HE hopes to be “racing for another 60 years” but Newcastle legend Kurt Fearnley has competed in his final Paralympics event, finishing a gallant second in the Rio wheelchair marathon event by barely five metres.
The 35-year-old veteran, chasing his fourth gold medal in his fifth Paralympics campaign, had to settle for runner-up, finishing only a second behind Switzerland’s Marcel Hug, a long-time friend.
The result meant the Australian team co-captain finished with a marathon medal at four consecutive Paralympics – gold in Athens and Beijing, bronze in London and silver in Rio.
He bows out with a personal tally of 13 Paralympics medals over a variety of distances, three of which were golds.
"It's been an amazing run – these last 16 years," Fearnley said. "I think I ran about 32nd in my Paralympic marathon back in Sydney.
“And I'm grateful for that start.
"That start is the thing that has given me the next 16 years to build on.

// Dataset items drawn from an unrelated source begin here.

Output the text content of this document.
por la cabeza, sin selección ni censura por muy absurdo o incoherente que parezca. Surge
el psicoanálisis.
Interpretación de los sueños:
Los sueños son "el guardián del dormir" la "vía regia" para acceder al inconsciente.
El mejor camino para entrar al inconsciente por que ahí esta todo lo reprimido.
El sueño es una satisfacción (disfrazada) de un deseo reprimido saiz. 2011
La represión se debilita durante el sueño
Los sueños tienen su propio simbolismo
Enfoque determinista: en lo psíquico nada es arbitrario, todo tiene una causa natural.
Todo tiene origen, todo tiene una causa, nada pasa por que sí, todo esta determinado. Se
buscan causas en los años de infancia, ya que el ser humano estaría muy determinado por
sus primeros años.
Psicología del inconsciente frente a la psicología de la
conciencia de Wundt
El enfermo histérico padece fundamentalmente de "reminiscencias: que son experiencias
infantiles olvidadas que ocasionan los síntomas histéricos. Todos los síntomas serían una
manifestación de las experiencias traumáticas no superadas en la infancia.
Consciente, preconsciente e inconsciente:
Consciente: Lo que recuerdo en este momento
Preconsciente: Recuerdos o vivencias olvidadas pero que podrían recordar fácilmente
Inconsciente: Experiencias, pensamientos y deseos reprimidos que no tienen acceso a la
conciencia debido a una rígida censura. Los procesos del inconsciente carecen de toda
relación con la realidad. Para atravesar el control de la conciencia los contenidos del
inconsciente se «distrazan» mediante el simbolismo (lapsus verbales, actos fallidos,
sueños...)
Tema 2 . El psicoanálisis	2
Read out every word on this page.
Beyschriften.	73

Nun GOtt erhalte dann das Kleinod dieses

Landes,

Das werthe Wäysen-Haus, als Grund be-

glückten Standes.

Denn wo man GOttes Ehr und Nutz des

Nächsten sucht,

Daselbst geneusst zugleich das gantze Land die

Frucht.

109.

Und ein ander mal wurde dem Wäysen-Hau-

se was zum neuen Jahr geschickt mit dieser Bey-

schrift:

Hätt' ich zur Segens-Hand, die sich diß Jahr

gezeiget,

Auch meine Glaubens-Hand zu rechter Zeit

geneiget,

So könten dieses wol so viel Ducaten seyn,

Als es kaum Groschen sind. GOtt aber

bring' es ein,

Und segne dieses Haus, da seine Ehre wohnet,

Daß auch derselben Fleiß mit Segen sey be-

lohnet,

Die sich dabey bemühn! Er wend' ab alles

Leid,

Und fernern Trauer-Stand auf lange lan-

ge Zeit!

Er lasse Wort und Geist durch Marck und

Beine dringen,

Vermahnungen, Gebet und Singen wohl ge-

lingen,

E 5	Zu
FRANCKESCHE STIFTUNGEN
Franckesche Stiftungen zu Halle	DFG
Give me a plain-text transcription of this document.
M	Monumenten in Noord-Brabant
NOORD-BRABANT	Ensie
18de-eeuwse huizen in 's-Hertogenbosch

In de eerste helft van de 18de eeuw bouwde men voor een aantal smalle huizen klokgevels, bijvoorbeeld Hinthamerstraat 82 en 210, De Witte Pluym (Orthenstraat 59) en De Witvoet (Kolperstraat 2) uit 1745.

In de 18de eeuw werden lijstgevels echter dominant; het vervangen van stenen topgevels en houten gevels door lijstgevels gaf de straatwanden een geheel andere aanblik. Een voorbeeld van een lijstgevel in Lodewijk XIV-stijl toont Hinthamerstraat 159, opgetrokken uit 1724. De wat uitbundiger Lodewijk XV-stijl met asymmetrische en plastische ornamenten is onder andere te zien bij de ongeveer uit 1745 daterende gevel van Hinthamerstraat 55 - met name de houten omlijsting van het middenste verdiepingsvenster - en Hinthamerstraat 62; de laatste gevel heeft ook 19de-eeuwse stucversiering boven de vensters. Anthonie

I'm as proud of that day as I'm today."
Fearnley admitted he had a love-hate relationship with the marathon event, which he described as “just brutal’’ but his favourite challenge.
“You go out there and you control everything physically and you throw everything you've got at it … I'll race marathons for as long as my body can," he said.
Fearnley’s first Paralympics was Sydney 2000, when the 19-year-old from Carcoar collected silver medals in the 800m and 4x100m relay.
Fearnley’s fellow Novocastrian, three-time Paralympian Christie Dawes, finished ninth in the women’s wheelchair marathon in a personal-best-time.